Conservez toujours un volant d’épargne de précaution

Quel que soit votre âge, commencez par faire le plein des livrets réglementés : livret A, livret de développement durable et solidaire (LDDS) et livret d’épargne populaire (LEP) si vous y avez accès. Certes, cela ne vous rapportera que 0,75 % pour le livret A et le LDDS et 1,25 % pour le LEP, et il y a peu de chance pour que cela change à court terme. Mais les intérêts sont exonérés de tout prélèvement fiscal (ni impôt sur le revenu ni prélèvements sociaux) et vous n’avez ni frais à payer ni risque de perte. Dernier avantage, vous pouvez à tout moment récupérer tout ou partie de votre épargne pour financer un coup dur comme un coup de cœur.

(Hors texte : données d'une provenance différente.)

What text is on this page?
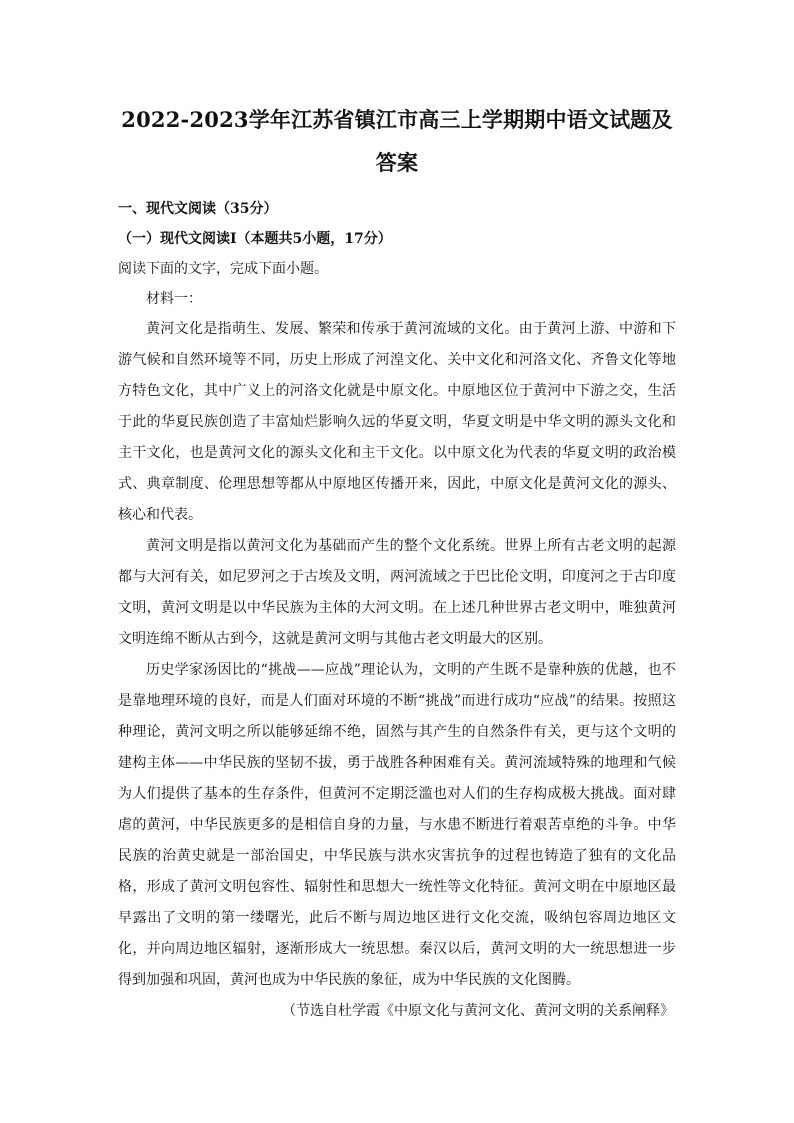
2022-2023学年江苏省镇江市高三上学期期中语文试题及答案
一、现代文阅读（35分）
（一）现代文阅读Ⅰ（本题共5小题，17分）
阅读下面的文字，完成下面小题。
材料一：

黄河文化是指萌生、发展、繁荣和传承于黄河流域的文化。由于黄河上游、中游和下游气候和自然环境等不同，历史上形成了河湟文化、关中文化和河洛文化、齐鲁文化等地方特色文化，其中广义上的河洛文化就是中原文化。中原地区位于黄河中下游之交，生活于此的华夏民族创造了丰富灿烂影响久远的华夏文明，华夏文明是中华文明的源头文化和主干文化，也是黄河文化的源头文化和主干文化。以中原文化为代表的华夏文明的政治模式、典章制度、伦理思想等都从中原地区传播开来，因此，中原文化是黄河文化的源头、核心和代表。

黄河文明是指以黄河文化为基础而产生的整个文化系统。世界上所有古老文明的起源都与大河有关，如尼罗河之于古埃及文明，两河流域之于巴比伦文明，印度河之于古印度文明，黄河文明是以中华民族为主体的大河文明。在上述几种世界古老文明中，唯独黄河文明连绵不断从古到今，这就是黄河文明与其他古老文明最大的区别。

历史学家汤因比的“挑战——应战”理论认为，文明的产生既不是靠种族的优越，也不是靠地理环境的良好，而是人们面对环境的不断“挑战”而进行成功“应战”的结果。按照这种理论，黄河文明之所以能够延绵不绝，固然与其产生的自然条件有关，更与这个文明的建构主体——中华民族的坚韧不拔，勇于战胜各种困难有关。黄河流域特殊的地理和气候为人们提供了基本的生存条件，但黄河不定期泛滥也对人们的生存构成极大挑战。面对肆虐的黄河，中华民族更多的是相信自身的力量，与水患不断进行着艰苦卓绝的斗争。中华民族的治黄史就是一部治国史，中华民族与洪水灾害抗争的过程也铸造了独有的文化品格，形成了黄河文明包容性、辐射性和思想大一统性等文化特征。黄河文明在中原地区最早露出了文明的第一缕曙光，此后不断与周边地区进行文化交流，吸纳包容周边地区文化，并向周边地区辐射，逐渐形成大一统思想。秦汉以后，黄河文明的大一统思想进一步得到加强和巩固，黄河也成为中华民族的象征，成为中华民族的文化图腾。

（节选自杜学霞《中原文化与黄河文化、黄河文明的关系阐释》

L’assurance-vie à tous les âges de la vie

L’assurance-vie constitue un placement incontournable pour sa souplesse. Contrairement à une idée répandue, votre épargne n’est pas bloquée et vous pouvez effectuer des retraits 
à tout moment sans entraîner la fermeture du contrat. En revanche, tout retrait avant 8 ans est en principe plus lourdement imposé qu’un retrait après 8 ans. Cependant, ce n’est pas 
la totalité des sommes retirées qui est imposée, mais uniquement la part des produits – intérêts et plus-values – contenus dans le retrait. En outre, les produits relatifs aux versements effectués depuis le 27 septembre 2017 sont soumis au
 PFU de 12,8 % dans les mêmes conditions que 
les produits perçus hors assurance-vie. Après 8 ans, les gains contenus dans un rachat échappent à l’impôt à hauteur de 4 600 euros par an (9 200 euros pour un couple) et sont soumis pour le surplus à une taxation réduite de 7,5 %.